The two-hour parade had 106 entries, including 10 bands and eight festival floats.
There was no official crowd estimate, although parade organizer Rita Hubbard said “there was way more than last year.”
“God loves Rhody,” Hubbard said.
“Every year, there is the 'wow' factor, which this year came from the cat loader from Port Townsend Paper. It took up the whole street,” she added.
“People came out. They showed up, and everyone is having a great time.”
It even had a poignant entry as Port Townsend High School alumni rode the parade brandishing the Redskins mascot for the last time in a Rhody Festival.
The parade began by the Port Townsend Fire Station on Lawrence Street, headed north and turned east on Monroe Street and south on Water Street.
At the parade's end, some floats turned right and parked on Washington Street while others headed straight through town giving tourists and locals an added bonus.
“The neat thing about this parade is that anything goes,” said Chimacum High School Principal Whitney Meissner.
“You don't see any particular theme.

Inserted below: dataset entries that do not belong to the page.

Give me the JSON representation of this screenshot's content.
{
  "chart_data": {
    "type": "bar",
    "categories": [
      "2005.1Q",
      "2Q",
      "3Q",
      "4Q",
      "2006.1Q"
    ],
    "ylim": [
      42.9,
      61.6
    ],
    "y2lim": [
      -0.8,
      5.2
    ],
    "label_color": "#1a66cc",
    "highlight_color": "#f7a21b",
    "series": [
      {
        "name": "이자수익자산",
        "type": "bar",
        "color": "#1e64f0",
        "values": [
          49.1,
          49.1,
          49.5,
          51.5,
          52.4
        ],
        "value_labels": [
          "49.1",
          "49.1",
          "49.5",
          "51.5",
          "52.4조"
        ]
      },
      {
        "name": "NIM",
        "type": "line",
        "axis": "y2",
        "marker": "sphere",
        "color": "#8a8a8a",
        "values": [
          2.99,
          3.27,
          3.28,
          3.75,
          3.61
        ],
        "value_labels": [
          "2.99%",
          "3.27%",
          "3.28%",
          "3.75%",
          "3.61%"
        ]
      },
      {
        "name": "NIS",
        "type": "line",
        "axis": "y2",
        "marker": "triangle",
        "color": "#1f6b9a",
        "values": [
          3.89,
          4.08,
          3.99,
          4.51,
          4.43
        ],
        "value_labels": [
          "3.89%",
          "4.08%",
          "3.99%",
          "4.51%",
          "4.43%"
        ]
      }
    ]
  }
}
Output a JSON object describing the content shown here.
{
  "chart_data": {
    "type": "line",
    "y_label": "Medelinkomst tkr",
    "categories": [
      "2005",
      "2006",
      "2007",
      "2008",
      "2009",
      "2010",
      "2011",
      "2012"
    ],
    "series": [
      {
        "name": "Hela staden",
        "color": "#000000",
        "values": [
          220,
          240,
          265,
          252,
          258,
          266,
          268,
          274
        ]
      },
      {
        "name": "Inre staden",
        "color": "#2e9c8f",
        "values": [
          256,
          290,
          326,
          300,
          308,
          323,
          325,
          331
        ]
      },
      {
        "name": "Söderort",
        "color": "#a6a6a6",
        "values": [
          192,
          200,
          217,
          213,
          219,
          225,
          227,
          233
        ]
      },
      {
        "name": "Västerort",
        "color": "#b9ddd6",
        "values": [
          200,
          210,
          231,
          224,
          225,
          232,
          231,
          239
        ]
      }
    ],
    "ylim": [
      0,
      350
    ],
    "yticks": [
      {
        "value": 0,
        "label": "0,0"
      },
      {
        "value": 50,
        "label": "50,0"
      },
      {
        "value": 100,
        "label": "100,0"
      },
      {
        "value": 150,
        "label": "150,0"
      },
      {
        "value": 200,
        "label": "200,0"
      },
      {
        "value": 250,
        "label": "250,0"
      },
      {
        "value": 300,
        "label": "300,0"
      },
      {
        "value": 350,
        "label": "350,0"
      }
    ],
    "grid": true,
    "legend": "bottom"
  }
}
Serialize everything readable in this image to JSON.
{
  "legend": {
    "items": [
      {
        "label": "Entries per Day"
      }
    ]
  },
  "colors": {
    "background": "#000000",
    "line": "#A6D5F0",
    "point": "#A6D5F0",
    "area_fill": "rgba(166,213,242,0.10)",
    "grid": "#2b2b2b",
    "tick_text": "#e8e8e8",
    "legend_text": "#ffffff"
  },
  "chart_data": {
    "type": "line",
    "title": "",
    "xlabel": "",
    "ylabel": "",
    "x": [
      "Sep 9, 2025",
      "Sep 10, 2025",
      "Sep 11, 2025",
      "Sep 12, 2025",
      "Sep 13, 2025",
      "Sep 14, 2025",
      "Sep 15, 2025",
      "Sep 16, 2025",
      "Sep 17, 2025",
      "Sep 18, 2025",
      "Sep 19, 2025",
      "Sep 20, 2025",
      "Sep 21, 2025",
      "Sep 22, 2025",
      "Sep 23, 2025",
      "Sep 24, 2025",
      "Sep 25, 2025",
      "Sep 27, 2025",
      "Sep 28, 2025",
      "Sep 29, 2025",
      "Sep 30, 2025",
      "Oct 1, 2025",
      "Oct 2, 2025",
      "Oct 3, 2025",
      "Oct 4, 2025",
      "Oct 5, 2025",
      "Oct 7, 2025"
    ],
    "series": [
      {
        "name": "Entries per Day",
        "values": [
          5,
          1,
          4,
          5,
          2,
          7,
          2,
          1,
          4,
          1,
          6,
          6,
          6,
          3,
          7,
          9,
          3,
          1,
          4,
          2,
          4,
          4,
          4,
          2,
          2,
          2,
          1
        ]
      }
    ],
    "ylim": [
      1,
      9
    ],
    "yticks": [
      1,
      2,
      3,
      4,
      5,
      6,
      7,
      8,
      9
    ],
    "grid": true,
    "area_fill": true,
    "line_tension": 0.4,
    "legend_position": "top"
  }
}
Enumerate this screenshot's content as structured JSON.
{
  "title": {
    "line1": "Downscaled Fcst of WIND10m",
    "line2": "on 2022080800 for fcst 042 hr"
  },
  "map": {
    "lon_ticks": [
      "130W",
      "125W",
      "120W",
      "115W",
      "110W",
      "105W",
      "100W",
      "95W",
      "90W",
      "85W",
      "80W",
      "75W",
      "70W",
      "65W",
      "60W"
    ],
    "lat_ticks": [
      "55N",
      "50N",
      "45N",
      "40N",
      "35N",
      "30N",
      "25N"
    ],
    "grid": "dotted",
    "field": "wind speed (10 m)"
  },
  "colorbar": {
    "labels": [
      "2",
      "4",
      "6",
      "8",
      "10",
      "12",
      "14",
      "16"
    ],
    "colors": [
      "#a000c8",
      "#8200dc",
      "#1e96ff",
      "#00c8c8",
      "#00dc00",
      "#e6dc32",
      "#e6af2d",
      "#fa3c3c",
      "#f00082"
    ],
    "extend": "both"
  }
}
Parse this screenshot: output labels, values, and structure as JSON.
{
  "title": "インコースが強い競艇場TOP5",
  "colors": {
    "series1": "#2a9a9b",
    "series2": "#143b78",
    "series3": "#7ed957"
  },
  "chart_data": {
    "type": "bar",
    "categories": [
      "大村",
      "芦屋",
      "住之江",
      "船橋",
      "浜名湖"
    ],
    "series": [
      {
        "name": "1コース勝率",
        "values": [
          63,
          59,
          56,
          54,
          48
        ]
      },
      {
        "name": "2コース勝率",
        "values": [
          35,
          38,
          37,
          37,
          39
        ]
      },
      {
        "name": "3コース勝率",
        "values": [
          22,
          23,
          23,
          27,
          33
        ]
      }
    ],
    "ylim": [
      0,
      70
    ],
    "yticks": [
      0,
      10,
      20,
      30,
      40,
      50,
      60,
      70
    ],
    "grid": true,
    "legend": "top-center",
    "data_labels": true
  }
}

Everyone comes and is themselves.
“You see people playing dodgeball, riding bicycles and blowing bubbles,” she said, rattling off descriptions of what was in sight at the time.
The parade's grand marshal was the Port Townsend Alumni Association, which paid final tribute to Port Townsend High School's retired Redskins mascot, removed because the symbol was deemed offensive to Native Americans.
The new mascot is the Redhawks.
Some long-time residents are still unhappy with the change, Redskins supporters put on a mini parade with eight cars, two motorcycles and 10 people walking,
“This is bittersweet,” said marcher Mark McCready of the sendoff.
“It's a sad situation when personal politics trumps tradition.”
At the end of the parade people gathered in Pope Marine Park for the second annual Cake Picnic where 4,000 pieces of cake were served.